「光と闇」というシンプルな二項対立で語られてきた『スター・ウォーズ』のフォース観に、近年明確な変化が見られているそうです。Polygonが、『反乱者たち』『クローン・ウォーズ』『アソーカ』といった最近の映像作品を取り上げ、フォース描写が徐々に「コズミックホラー(宇宙的恐怖)」的な領域に踏み込みつつあると論じています。
ニュース概要

Polygonの記事では、『スター・ウォーズ:反乱者たち』『クローン・ウォーズ』『アソーカ』といったシリーズ作品において、従来の「ライトサイド対ダークサイド」という分かりやすい構図から離れ、フォースを人智を超えた不可解な存在として描く方向にシフトしている、という分析が紹介されています。記事はこの傾向を、H・P・ラヴクラフトに代表されるコズミックホラー(人間に理解不能な巨大な存在への畏怖を描く作風)になぞらえて解説しています。
出典: Polygon
ハマケンのひとこと
言われてみれば、『反乱者たち』終盤の「世界の狭間(World Between Worlds)」や、『アソーカ』に登場するナイトシスターズ、銀河の外から来たとされる存在など、最近のスター・ウォーズには「光と闇のバランス」では説明しきれないモチーフが確かに増えてきました。
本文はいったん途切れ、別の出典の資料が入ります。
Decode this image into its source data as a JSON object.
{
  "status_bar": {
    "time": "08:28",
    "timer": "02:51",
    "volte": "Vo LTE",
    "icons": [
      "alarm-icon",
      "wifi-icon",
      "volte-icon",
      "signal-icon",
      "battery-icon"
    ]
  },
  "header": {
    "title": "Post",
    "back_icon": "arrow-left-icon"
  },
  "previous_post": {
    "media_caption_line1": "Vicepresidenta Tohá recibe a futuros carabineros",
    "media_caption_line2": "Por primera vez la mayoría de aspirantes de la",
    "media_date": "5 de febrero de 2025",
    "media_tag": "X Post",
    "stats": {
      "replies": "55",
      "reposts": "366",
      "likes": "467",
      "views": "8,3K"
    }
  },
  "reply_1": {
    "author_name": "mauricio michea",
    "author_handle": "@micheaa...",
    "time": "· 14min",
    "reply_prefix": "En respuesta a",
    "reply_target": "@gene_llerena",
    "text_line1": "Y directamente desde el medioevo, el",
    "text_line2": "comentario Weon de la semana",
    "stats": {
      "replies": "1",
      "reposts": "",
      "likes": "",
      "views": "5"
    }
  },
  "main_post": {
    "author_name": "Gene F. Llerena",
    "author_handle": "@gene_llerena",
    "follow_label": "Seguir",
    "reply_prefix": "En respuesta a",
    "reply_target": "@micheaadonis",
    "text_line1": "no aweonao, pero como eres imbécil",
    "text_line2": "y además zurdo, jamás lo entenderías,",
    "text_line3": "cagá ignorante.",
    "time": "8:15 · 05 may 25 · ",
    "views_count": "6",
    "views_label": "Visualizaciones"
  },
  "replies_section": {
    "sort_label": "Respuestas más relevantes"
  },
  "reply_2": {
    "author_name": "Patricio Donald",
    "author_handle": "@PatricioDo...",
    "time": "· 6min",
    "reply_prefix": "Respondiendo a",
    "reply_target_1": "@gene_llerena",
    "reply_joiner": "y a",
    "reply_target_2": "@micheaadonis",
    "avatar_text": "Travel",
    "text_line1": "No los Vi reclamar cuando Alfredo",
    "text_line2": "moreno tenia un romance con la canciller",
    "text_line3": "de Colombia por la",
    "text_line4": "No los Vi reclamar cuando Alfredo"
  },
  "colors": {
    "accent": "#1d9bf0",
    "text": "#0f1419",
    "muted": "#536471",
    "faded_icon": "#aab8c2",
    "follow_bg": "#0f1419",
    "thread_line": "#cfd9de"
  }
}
ジェダイの教義そのものが宇宙の真理ではなく、あくまで一つの解釈にすぎなかった――という方向に物語の重心が動いているようにも感じます。
これはゲーム側にも影響しそうな話で、たとえば『Jedi: Survivor』の続編や今後のスター・ウォーズタイトルでも、単純なシス退治ではなく、もっと得体の知れないものと向き合う展開が来るかもしれません。個人的には、フォースが「都合のいい超能力」から「畏れるべき何か」に戻っていくのは、シリーズの神秘性を取り戻す意味でも歓迎したいところです。